Well worth the read.
Jun 23, 2007
http://www.atimes.com/atimes/Middle_East/IF23Ak03.htmlPage 1 of 5
THE GATES INHERITANCE, Part 1
The tortured world of US intelligence
By Roger Morris
"I may be dangerous," he said, "but I am not wicked. No, I am not wicked."
- Henry James, The American
It was a failed administration's ritual scapegoating, the ousting last winter of its ruinous secretary of defense. But in the sauve qui peut confirmation of his replacement - "The only thing that
mattered," said a Senate aide, "was that he was not Don Rumsfeld" - there was inadvertent irony.

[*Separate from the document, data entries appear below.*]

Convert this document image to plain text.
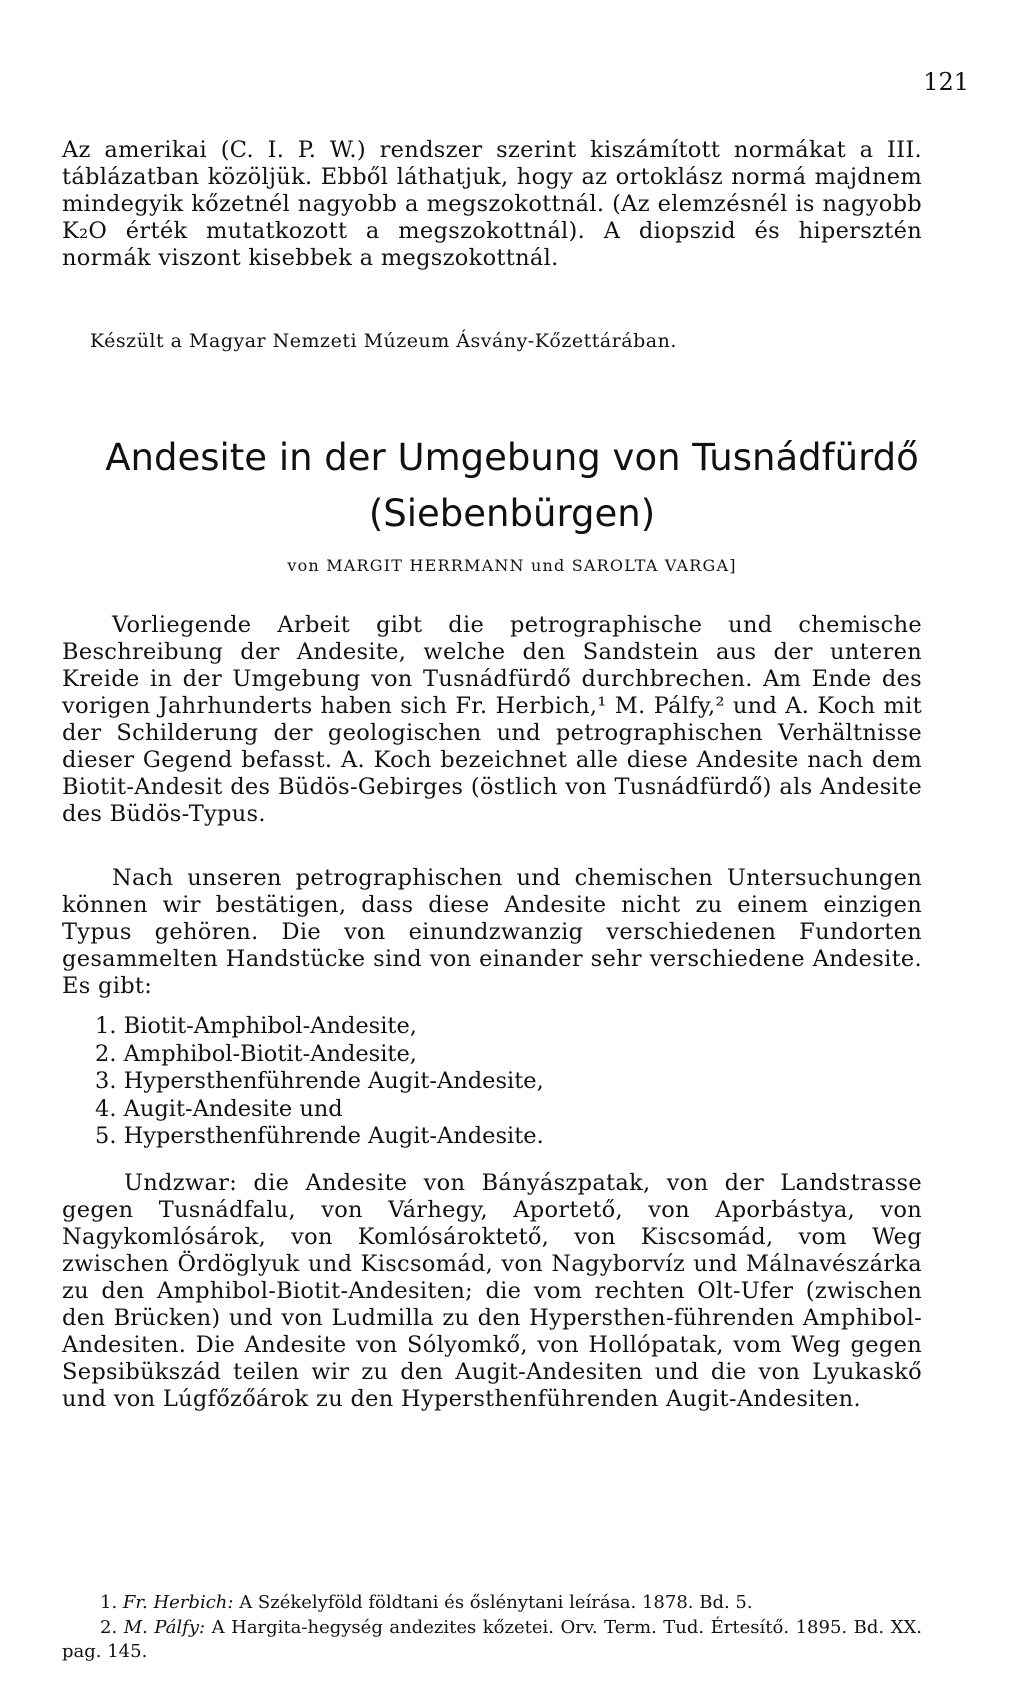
121

Az amerikai (C. I. P. W.) rendszer szerint kiszámított normákat a III. táblázatban közöljük. Ebből láthatjuk, hogy az ortoklász normá majdnem mindegyik kőzetnél nagyobb a megszokottnál. (Az elemzésnél is nagyobb K₂O érték mutatkozott a megszokottnál). A diopszid és hipersztén normák viszont kisebbek a megszokottnál.

Készült a Magyar Nemzeti Múzeum Ásvány-Kőzettárában.
Andesite in der Umgebung von Tusnádfürdő
(Siebenbürgen)
von MARGIT HERRMANN und SAROLTA VARGA]

Vorliegende Arbeit gibt die petrographische und chemische Beschreibung der Andesite, welche den Sandstein aus der unteren Kreide in der Umgebung von Tusnádfürdő durchbrechen. Am Ende des vorigen Jahrhunderts haben sich Fr. Herbich,¹ M. Pálfy,² und A. Koch mit der Schilderung der geologischen und petrographischen Verhältnisse dieser Gegend befasst. A. Koch bezeichnet alle diese Andesite nach dem Biotit-Andesit des Büdös-Gebirges (östlich von Tusnádfürdő) als Andesite des Büdös-Typus.

Nach unseren petrographischen und chemischen Untersuchungen können wir bestätigen, dass diese Andesite nicht zu einem einzigen Typus gehören. Die von einundzwanzig verschiedenen Fundorten gesammelten Handstücke sind von einander sehr verschiedene Andesite. Es gibt:

1. Biotit-Amphibol-Andesite,
2. Amphibol-Biotit-Andesite,
3. Hypersthenführende Augit-Andesite,
4. Augit-Andesite und
5. Hypersthenführende Augit-Andesite.

Undzwar: die Andesite von Bányászpatak, von der Landstrasse gegen Tusnádfalu, von Várhegy, Aportető, von Aporbástya, von Nagykomlósárok, von Komlósároktető, von Kiscsomád, vom Weg zwischen Ördöglyuk und Kiscsomád, von Nagyborvíz und Málnavészárka zu den Amphibol-Biotit-Andesiten; die vom rechten Olt-Ufer (zwischen den Brücken) und von Ludmilla zu den Hypersthen-führenden Amphibol-Andesiten. Die Andesite von Sólyomkő, von Hollópatak, vom Weg gegen Sepsibükszád teilen wir zu den Augit-Andesiten und die von Lyukaskő und von Lúgfőzőárok zu den Hypersthenführenden Augit-Andesiten.

1. Fr. Herbich: A Székelyföld földtani és őslénytani leírása. 1878. Bd. 5.
2. M. Pálfy: A Hargita-hegység andezites kőzetei. Orv. Term. Tud. Értesítő. 1895. Bd. XX. pag. 145.
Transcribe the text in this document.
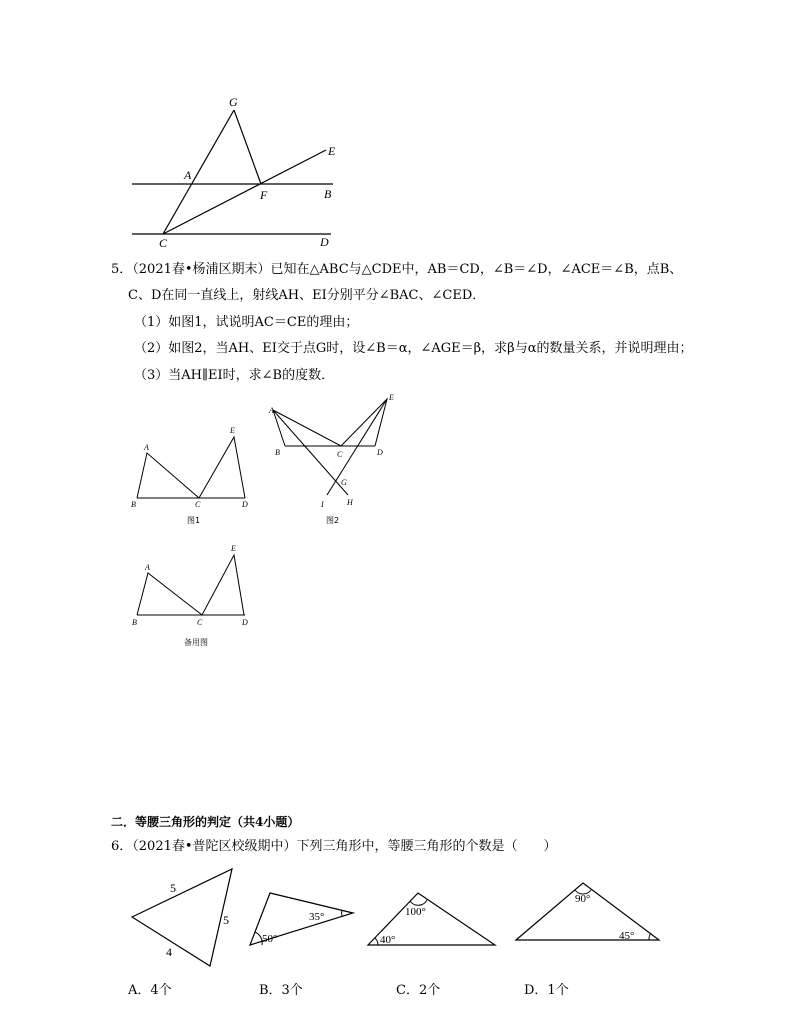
G
A
F	B
E
C	D
5．（2021春•杨浦区期末）已知在△ABC与△CDE中，AB＝CD，∠B＝∠D，∠ACE＝∠B，点B、
C、D在同一直线上，射线AH、EI分别平分∠BAC、∠CED．
（1）如图1，试说明AC＝CE的理由；
（2）如图2，当AH、EI交于点G时，设∠B＝α，∠AGE＝β，求β与α的数量关系，并说明理由；
（3）当AH∥EI时，求∠B的度数．
A
E
B	C	D
图1
A
E
B	C	D
G
I	H
图2
A
E
B	C	D
备用图
二．等腰三角形的判定（共4小题）
6．（2021春•普陀区校级期中）下列三角形中，等腰三角形的个数是（　　）
5
5
4
35°
50°
100°
40°
90°
45°
A．4个	B．3个	C．2个	D．1个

With President George W Bush's choice of ex-Central Intelligence Agency director Robert Gates to take over the Pentagon, this most uninformed of presidents unwittingly gave us back vital pages of our recent history. If Rumsfeld, Vice President Dick Cheney, Secretary of State Condoleezza Rice and the neo-conservative claque in the second echelon of the administration are all complicit in today's misrule, Gates personifies older, equally serious, if less recognized, less remembered abuses. His laden resume offers needed evidence that Washington's tortuous, torturing foreign policies did not begin with the Bush administration - and will not end with it.
While Rumsfeld's record bared some of Washington's uglier realities and revealed the depth of decay in the US military, Gates' long passage through the world of espionage and national security illuminates other dark corners - specters of the Cold War still haunting us, nether regions of flawed, corrupted intelligence, and the malignant legacy of foreign policy's evil twin, covert intervention.
Like the Senate, the media welcomed Gates, in the words of the Christian Science Monitor, as the "Un-Rumsfeld". In the wake of his flinty predecessor, he arrived as a smiling, silver-haired cherub of Midwestern earnestness. That image seemed borne out by his swift firings of ranking army officials in the Walter Reed scandal, his apparent questioning of the value of the Pentagon's notorious penal colony at Guantanamo Bay, his more moderate (or at least conventionally diplomatic) rhetoric in the international arena, and even his heresy in mentioning respectfully - and quaintly - the constitutional role of "the press" in a Naval Academy commencement address.